JAKARTA - Wakil Ketua MPR dari Fraksi PKS Hidayat Nur Wahid (HNW) menyebut keputusan FIFA yang mencoret Indonesia sebagai tuan rumah Piala Dunia U-20 sangat diskriminatif. Sebab bukannya mendiskualifikasi Israel yang ditolak berbagai pihak, malah membatalkan Indonesia menjadi tempat penyelenggara sekalipun alasannya terkait tragedi Kanjuruhan.

"Keputusan FIFA yang terkesan terburu-buru itu tidak sesuai dengan prinsip tidak diskriminatif yang konon menjadi pegangan FIFA. Karena sebelumnya FIFA sudah menggugurkan pemeo 'jangan campur adukkan olahraga atau sepakbola dengan politik'," ujar Hidayat dalam keterangannya, Jumat, 31 Maret. 

"Seperti fakta FIFA sudah melarang Rusia bertanding dalam kualifikasi Piala Dunia Qatar 2022, bahkan untuk Final Euro 2022 UEFA mencoret kesebelasan perempuan Rusia dan menggantinya dengan Portugal, karena alasan politis invasi Rusia atas Ukraina," sambungnya

Namun HNW heran, Israel juga melakukan penjajahan dan perang terhadap Palestina, seperti halnya serangan Rusia ke Ukraina namun FIFA tidak mencoret Israel di Piala Dunia U-20.

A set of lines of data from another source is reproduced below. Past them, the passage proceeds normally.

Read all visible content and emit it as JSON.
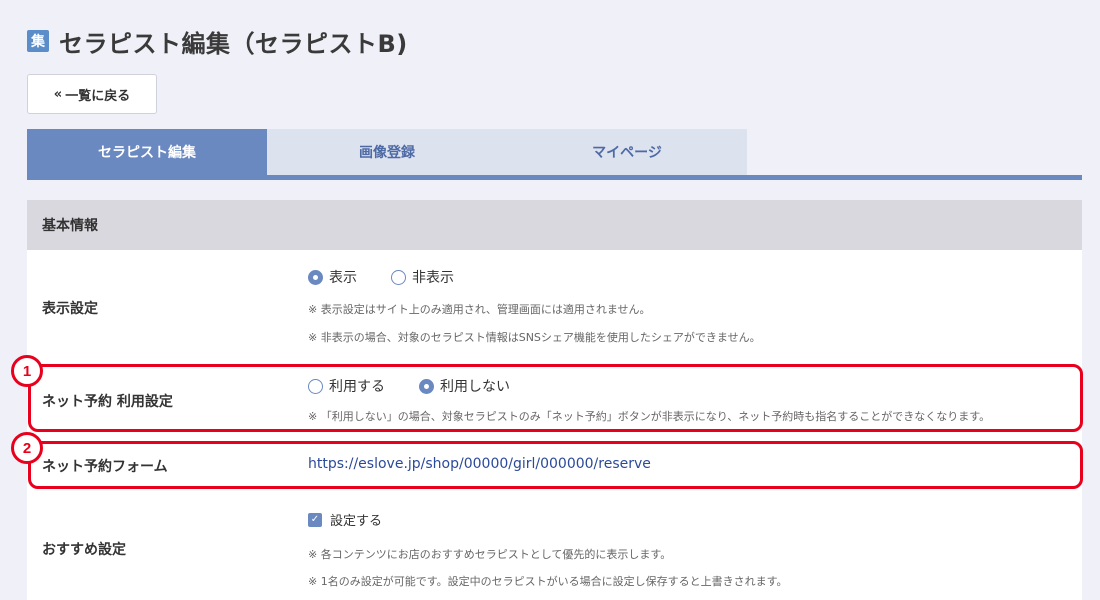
{
  "page": {
    "icon_char": "集",
    "title": "セラピスト編集（セラピストB)"
  },
  "back_button": {
    "chevron": "«",
    "label": "一覧に戻る"
  },
  "tabs": [
    {
      "label": "セラピスト編集",
      "active": true
    },
    {
      "label": "画像登録",
      "active": false
    },
    {
      "label": "マイページ",
      "active": false
    }
  ],
  "section": {
    "title": "基本情報"
  },
  "display_setting": {
    "label": "表示設定",
    "options": [
      {
        "label": "表示",
        "checked": true
      },
      {
        "label": "非表示",
        "checked": false
      }
    ],
    "notes": [
      "※ 表示設定はサイト上のみ適用され、管理画面には適用されません。",
      "※ 非表示の場合、対象のセラピスト情報はSNSシェア機能を使用したシェアができません。"
    ]
  },
  "net_reserve_setting": {
    "badge": "1",
    "label": "ネット予約 利用設定",
    "options": [
      {
        "label": "利用する",
        "checked": false
      },
      {
        "label": "利用しない",
        "checked": true
      }
    ],
    "note": "※ 「利用しない」の場合、対象セラピストのみ「ネット予約」ボタンが非表示になり、ネット予約時も指名することができなくなります。"
  },
  "net_reserve_form": {
    "badge": "2",
    "label": "ネット予約フォーム",
    "url": "https://eslove.jp/shop/00000/girl/000000/reserve"
  },
  "recommend_setting": {
    "label": "おすすめ設定",
    "checkbox_label": "設定する",
    "checked": true,
    "notes": [
      "※ 各コンテンツにお店のおすすめセラピストとして優先的に表示します。",
      "※ 1名のみ設定が可能です。設定中のセラピストがいる場合に設定し保存すると上書きされます。"
    ]
  },
  "colors": {
    "accent": "#6a89c1",
    "tab_inactive_bg": "#dde2ef",
    "highlight_red": "#e8001c",
    "link": "#2c4a9a"
  }
}
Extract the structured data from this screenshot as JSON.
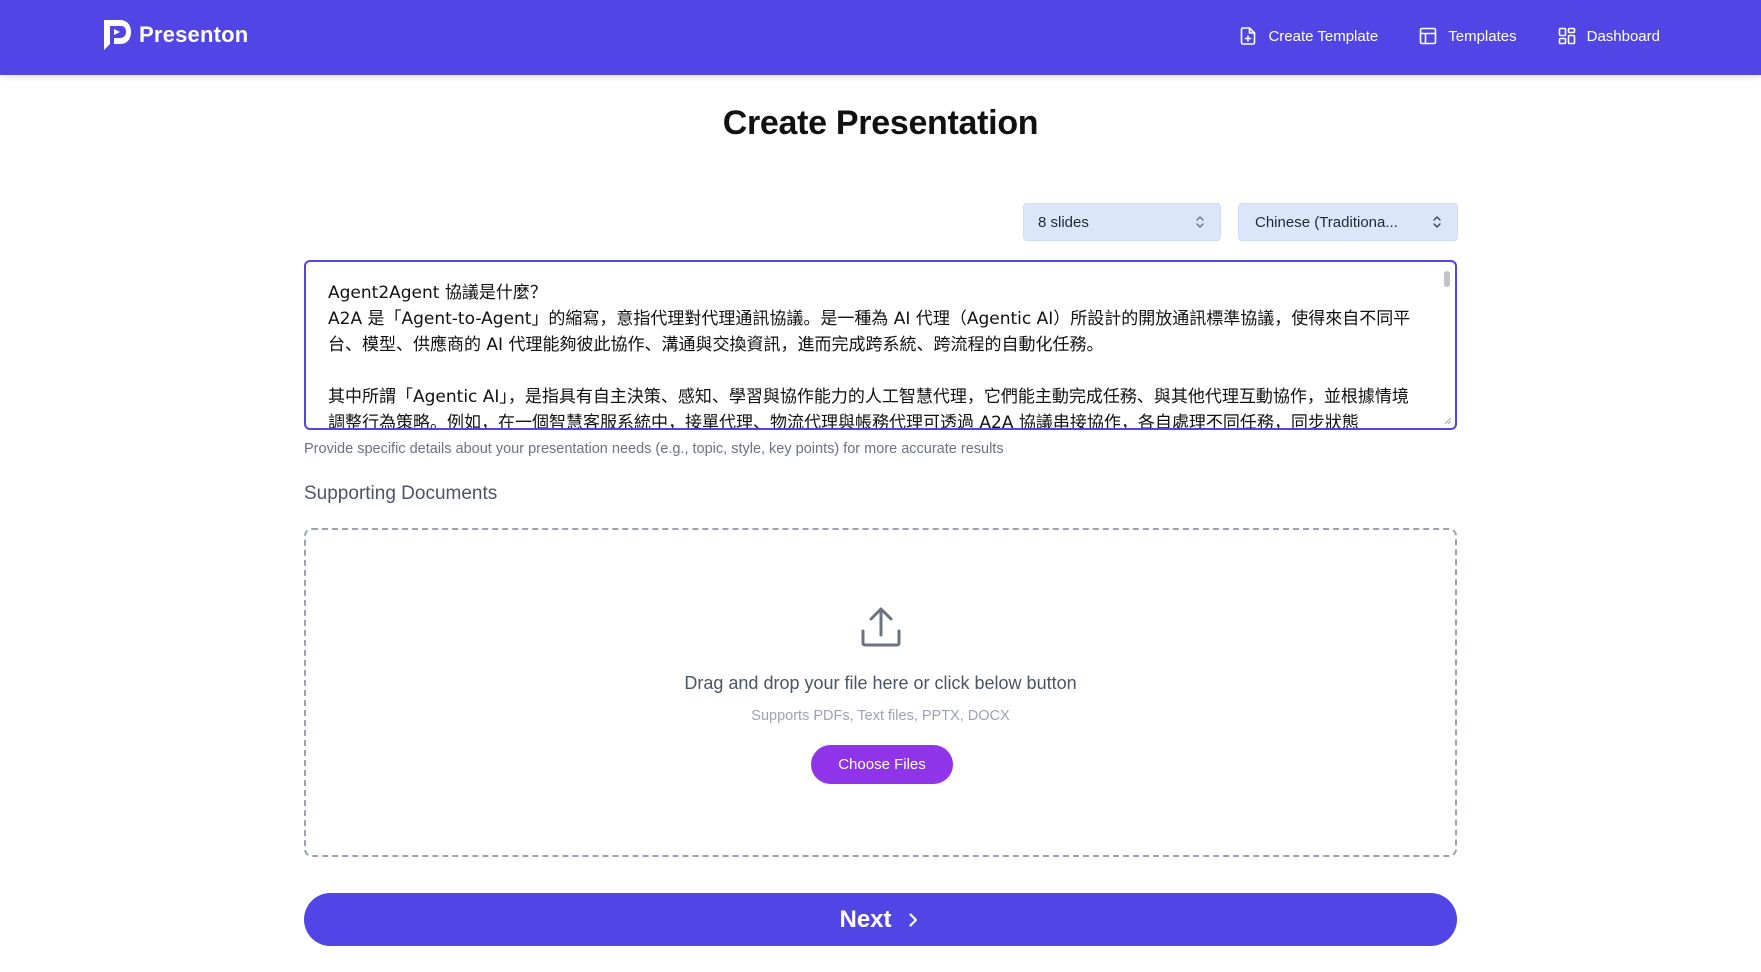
{
  "app": {
    "name": "Presenton",
    "brand_color": "#5146e5",
    "accent_color": "#9034ea"
  },
  "nav": [
    {
      "label": "Create Template",
      "icon": "file-plus-icon"
    },
    {
      "label": "Templates",
      "icon": "layout-icon"
    },
    {
      "label": "Dashboard",
      "icon": "grid-icon"
    }
  ],
  "page": {
    "title": "Create Presentation"
  },
  "controls": {
    "slides_value": "8 slides",
    "language_value": "Chinese (Traditiona..."
  },
  "prompt": {
    "text": "Agent2Agent 協議是什麼？\nA2A 是「Agent-to-Agent」的縮寫，意指代理對代理通訊協議。是一種為 AI 代理（Agentic AI）所設計的開放通訊標準協議，使得來自不同平台、模型、供應商的 AI 代理能夠彼此協作、溝通與交換資訊，進而完成跨系統、跨流程的自動化任務。\n\n其中所謂「Agentic AI」，是指具有自主決策、感知、學習與協作能力的人工智慧代理，它們能主動完成任務、與其他代理互動協作，並根據情境調整行為策略。例如，在一個智慧客服系統中，接單代理、物流代理與帳務代理可透過 A2A 協議串接協作，各自處理不同任務，同步狀態",
    "hint": "Provide specific details about your presentation needs (e.g., topic, style, key points) for more accurate results"
  },
  "documents": {
    "label": "Supporting Documents",
    "drop_title": "Drag and drop your file here or click below button",
    "drop_subtitle": "Supports PDFs, Text files, PPTX, DOCX",
    "choose_label": "Choose Files"
  },
  "footer": {
    "next_label": "Next"
  }
}
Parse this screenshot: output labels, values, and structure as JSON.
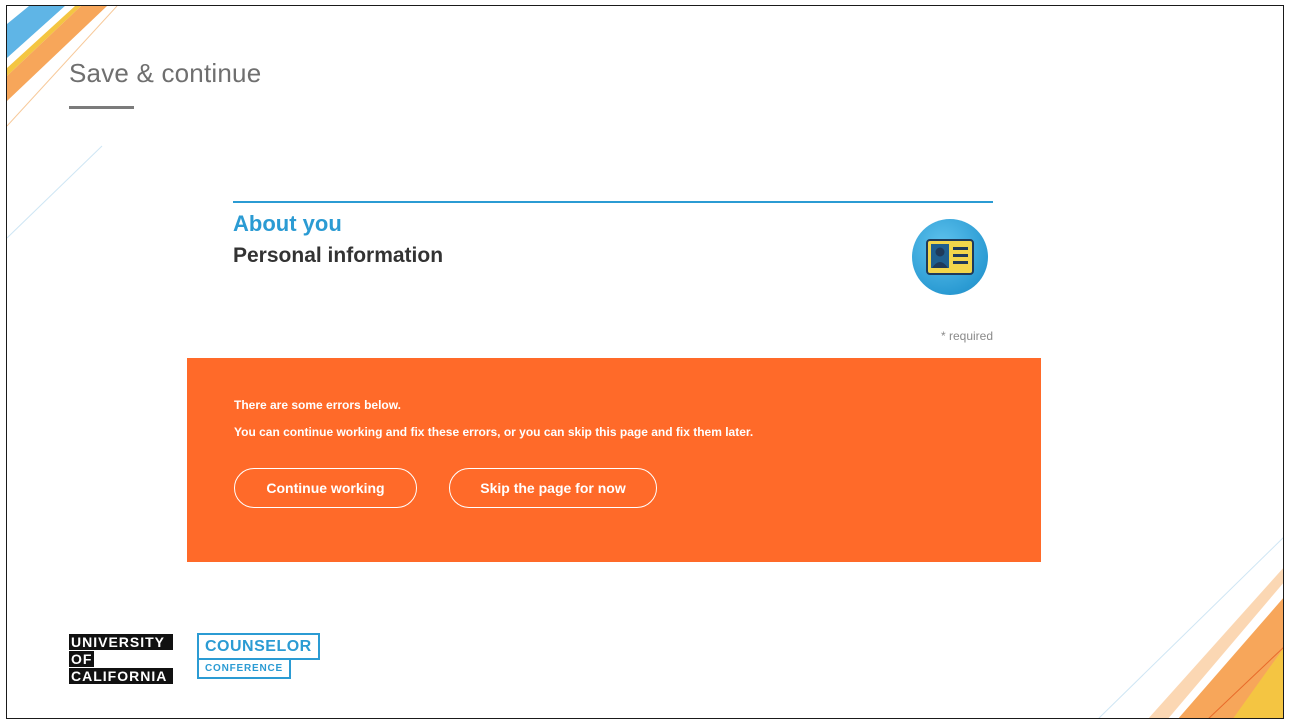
{
  "slide": {
    "title": "Save & continue"
  },
  "form": {
    "section_title": "About you",
    "subsection_title": "Personal information",
    "badge_icon": "id-card-icon",
    "required_note": "* required"
  },
  "error_panel": {
    "headline": "There are some errors below.",
    "message": "You can continue working and fix these errors, or you can skip this page and fix them later.",
    "continue_label": "Continue working",
    "skip_label": "Skip the page for now"
  },
  "footer": {
    "uc_logo": {
      "line1": "UNIVERSITY",
      "line2": "OF",
      "line3": "CALIFORNIA"
    },
    "counselor_logo": {
      "main": "COUNSELOR",
      "sub": "CONFERENCE"
    }
  },
  "colors": {
    "accent_blue": "#2b9bd3",
    "error_orange": "#ff6a29",
    "title_gray": "#6f6f6f"
  }
}
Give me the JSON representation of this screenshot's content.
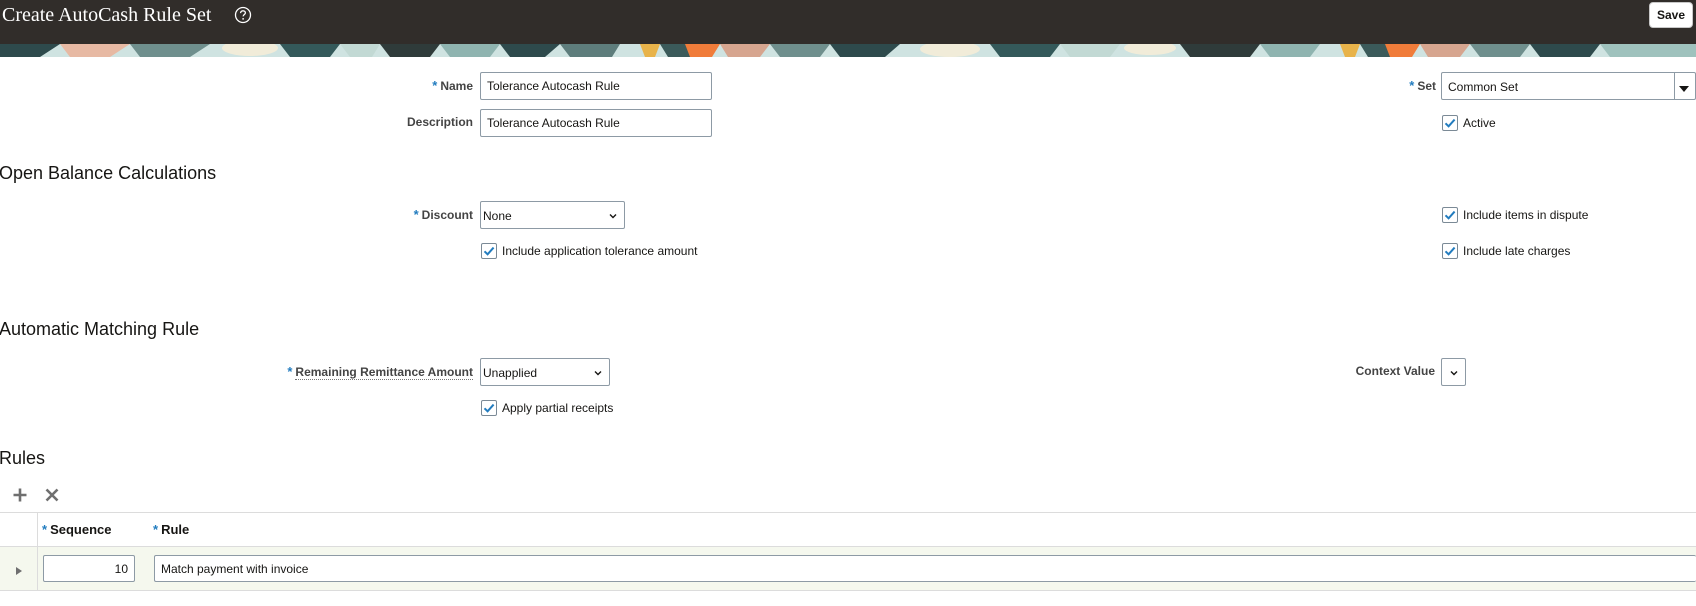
{
  "header": {
    "title": "Create AutoCash Rule Set",
    "help_icon": "help-circle-icon",
    "save_label": "Save"
  },
  "form": {
    "name": {
      "label": "Name",
      "value": "Tolerance Autocash Rule",
      "required": true
    },
    "description": {
      "label": "Description",
      "value": "Tolerance Autocash Rule"
    },
    "set": {
      "label": "Set",
      "value": "Common Set",
      "required": true
    },
    "active": {
      "label": "Active",
      "checked": true
    }
  },
  "open_balance": {
    "heading": "Open Balance Calculations",
    "discount": {
      "label": "Discount",
      "value": "None",
      "required": true
    },
    "include_tolerance": {
      "label": "Include application tolerance amount",
      "checked": true
    },
    "include_dispute": {
      "label": "Include items in dispute",
      "checked": true
    },
    "include_late": {
      "label": "Include late charges",
      "checked": true
    }
  },
  "matching": {
    "heading": "Automatic Matching Rule",
    "remaining": {
      "label": "Remaining Remittance Amount",
      "value": "Unapplied",
      "required": true
    },
    "context": {
      "label": "Context Value",
      "value": ""
    },
    "partial": {
      "label": "Apply partial receipts",
      "checked": true
    }
  },
  "rules": {
    "heading": "Rules",
    "add_icon": "plus-icon",
    "delete_icon": "x-icon",
    "columns": [
      "Sequence",
      "Rule"
    ],
    "rows": [
      {
        "sequence": "10",
        "rule": "Match payment with invoice"
      }
    ]
  },
  "colors": {
    "header_bg": "#312d2a",
    "required_marker": "#227cbf",
    "checkbox_check": "#227cbf",
    "row_highlight": "#f5f8ee"
  }
}
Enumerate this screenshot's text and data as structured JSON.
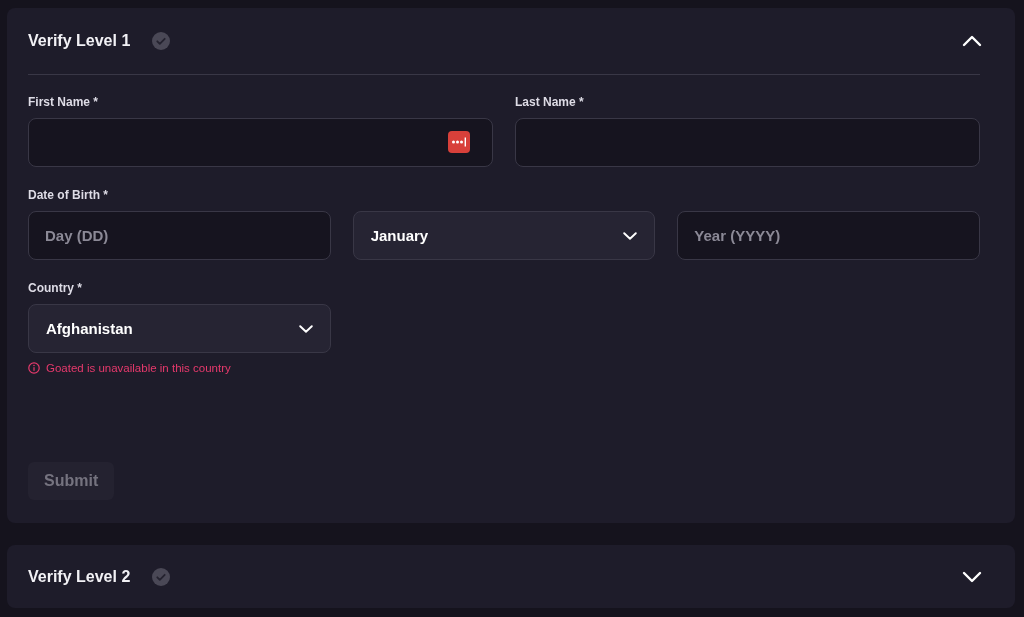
{
  "sections": [
    {
      "title": "Verify Level 1",
      "expanded": true,
      "form": {
        "groups": [
          {
            "fields": [
              {
                "label": "First Name *",
                "kind": "text",
                "autofill_icon": true
              },
              {
                "label": "Last Name *",
                "kind": "text",
                "autofill_icon": false
              }
            ]
          },
          {
            "label": "Date of Birth *",
            "fields": [
              {
                "kind": "text",
                "placeholder": "Day (DD)",
                "autofill_icon": false
              },
              {
                "kind": "select",
                "value": "January"
              },
              {
                "kind": "text",
                "placeholder": "Year (YYYY)",
                "autofill_icon": false
              }
            ]
          },
          {
            "label": "Country *",
            "fields": [
              {
                "kind": "select",
                "value": "Afghanistan"
              }
            ],
            "error": "Goated is unavailable in this country"
          }
        ],
        "submit": {
          "label": "Submit",
          "disabled": true
        }
      }
    },
    {
      "title": "Verify Level 2",
      "expanded": false
    }
  ]
}
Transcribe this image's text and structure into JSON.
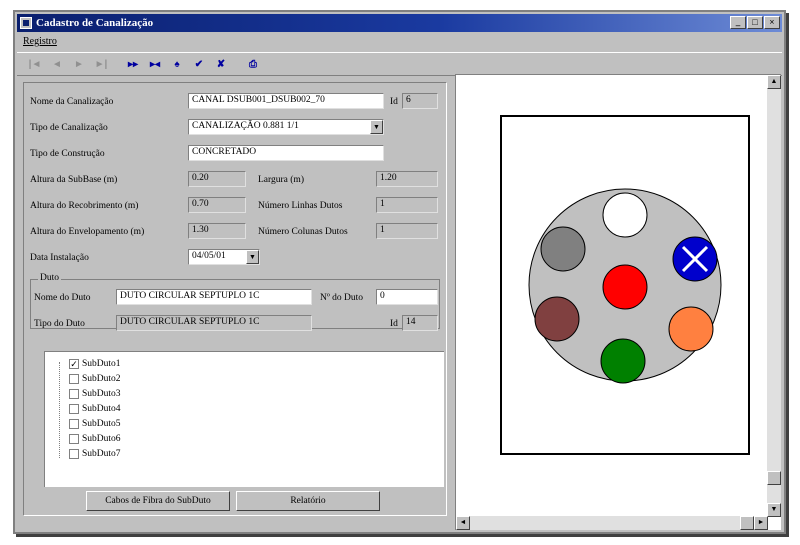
{
  "window": {
    "title": "Cadastro de Canalização"
  },
  "menu": {
    "items": [
      "Registro"
    ]
  },
  "toolbar": {
    "buttons": [
      {
        "name": "first-record-button",
        "glyph": "|◄",
        "disabled": true
      },
      {
        "name": "prev-record-button",
        "glyph": "◄",
        "disabled": true
      },
      {
        "name": "next-record-button",
        "glyph": "►",
        "disabled": true
      },
      {
        "name": "last-record-button",
        "glyph": "►|",
        "disabled": true
      },
      {
        "name": "sep",
        "glyph": "",
        "disabled": true
      },
      {
        "name": "insert-button",
        "glyph": "▸▸",
        "disabled": false
      },
      {
        "name": "delete-button",
        "glyph": "▸◂",
        "disabled": false
      },
      {
        "name": "find-button",
        "glyph": "♠",
        "disabled": false
      },
      {
        "name": "confirm-button",
        "glyph": "✔",
        "disabled": false
      },
      {
        "name": "cancel-button",
        "glyph": "✘",
        "disabled": false
      },
      {
        "name": "sep",
        "glyph": "",
        "disabled": true
      },
      {
        "name": "print-button",
        "glyph": "⎙",
        "disabled": false
      }
    ]
  },
  "form": {
    "nome_canalizacao": {
      "label": "Nome da Canalização",
      "value": "CANAL DSUB001_DSUB002_70"
    },
    "id_label": "Id",
    "id_value": "6",
    "tipo_canalizacao": {
      "label": "Tipo de Canalização",
      "value": "CANALIZAÇÃO 0.881 1/1"
    },
    "tipo_construcao": {
      "label": "Tipo de Construção",
      "value": "CONCRETADO"
    },
    "altura_subbase": {
      "label": "Altura da SubBase (m)",
      "value": "0.20"
    },
    "largura": {
      "label": "Largura (m)",
      "value": "1.20"
    },
    "altura_recobrimento": {
      "label": "Altura do Recobrimento (m)",
      "value": "0.70"
    },
    "numero_linhas": {
      "label": "Número Linhas Dutos",
      "value": "1"
    },
    "altura_envelopamento": {
      "label": "Altura do Envelopamento (m)",
      "value": "1.30"
    },
    "numero_colunas": {
      "label": "Número Colunas Dutos",
      "value": "1"
    },
    "data_instalacao": {
      "label": "Data Instalação",
      "value": "04/05/01"
    }
  },
  "duto": {
    "group_label": "Duto",
    "nome": {
      "label": "Nome do Duto",
      "value": "DUTO CIRCULAR SEPTUPLO 1C"
    },
    "numero": {
      "label": "Nº do Duto",
      "value": "0"
    },
    "tipo": {
      "label": "Tipo do Duto",
      "value": "DUTO CIRCULAR SEPTUPLO 1C"
    },
    "id_label": "Id",
    "id_value": "14"
  },
  "subdutos": [
    {
      "label": "SubDuto1",
      "checked": true
    },
    {
      "label": "SubDuto2",
      "checked": false
    },
    {
      "label": "SubDuto3",
      "checked": false
    },
    {
      "label": "SubDuto4",
      "checked": false
    },
    {
      "label": "SubDuto5",
      "checked": false
    },
    {
      "label": "SubDuto6",
      "checked": false
    },
    {
      "label": "SubDuto7",
      "checked": false
    }
  ],
  "buttons": {
    "cabos": "Cabos de Fibra do SubDuto",
    "relatorio": "Relatório"
  },
  "diagram": {
    "outer_fill": "#c0c0c0",
    "subducts": [
      {
        "name": "subduct-top",
        "fill": "#ffffff",
        "marked": false
      },
      {
        "name": "subduct-upper-right",
        "fill": "#0000cc",
        "marked": true
      },
      {
        "name": "subduct-lower-right",
        "fill": "#ff8040",
        "marked": false
      },
      {
        "name": "subduct-bottom",
        "fill": "#008000",
        "marked": false
      },
      {
        "name": "subduct-lower-left",
        "fill": "#804040",
        "marked": false
      },
      {
        "name": "subduct-upper-left",
        "fill": "#808080",
        "marked": false
      },
      {
        "name": "subduct-center",
        "fill": "#ff0000",
        "marked": false
      }
    ]
  }
}
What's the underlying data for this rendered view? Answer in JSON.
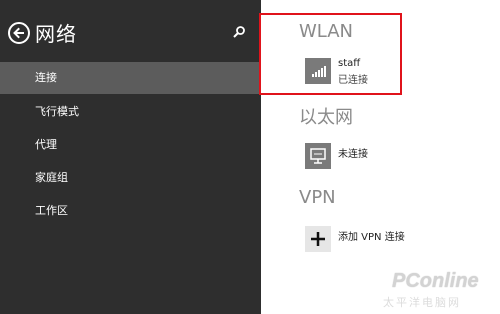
{
  "sidebar": {
    "title": "网络",
    "items": [
      {
        "label": "连接",
        "active": true
      },
      {
        "label": "飞行模式",
        "active": false
      },
      {
        "label": "代理",
        "active": false
      },
      {
        "label": "家庭组",
        "active": false
      },
      {
        "label": "工作区",
        "active": false
      }
    ]
  },
  "main": {
    "wlan": {
      "heading": "WLAN",
      "network_name": "staff",
      "network_status": "已连接",
      "icon": "wifi-signal-icon"
    },
    "ethernet": {
      "heading": "以太网",
      "status_label": "未连接",
      "icon": "ethernet-monitor-icon"
    },
    "vpn": {
      "heading": "VPN",
      "add_label": "添加 VPN 连接",
      "icon": "plus-icon"
    }
  },
  "watermark": {
    "main": "PConline",
    "sub": "太平洋电脑网"
  },
  "colors": {
    "sidebar_bg": "#2e2e2e",
    "active_item_bg": "#5c5c5c",
    "tile_bg": "#7a7a7a",
    "highlight": "#e0131b",
    "heading": "#8a8a8a"
  }
}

"Mestinya Israel sudah mengambil sikap yang tidak merugikan Indonesia dan dunia sepak bola Indonesia, dengan dicoretnya Indonesia dari penunjukan sebagai tuan rumah. Tetapi diskriminasi FIFA dan radikalismenya Israel telah menjatuhkan korban, FIFA mencoret Indonesia sebagai tuan rumah penyelenggaraan final U20," kata Hidayat.

Hidayat menilai FIFA terkesan ingin mencari aman dengan mengeluarkan rilis resmi yang tidak eksplisit menyebutkan alasan adanya penolakan Israel sebagai dasar pencabutan status tuan rumah Indonesia. Di mana dalam rilis tersebut, FIFA hanya menyebut adanya 'situasi yang terjadi saat ini'.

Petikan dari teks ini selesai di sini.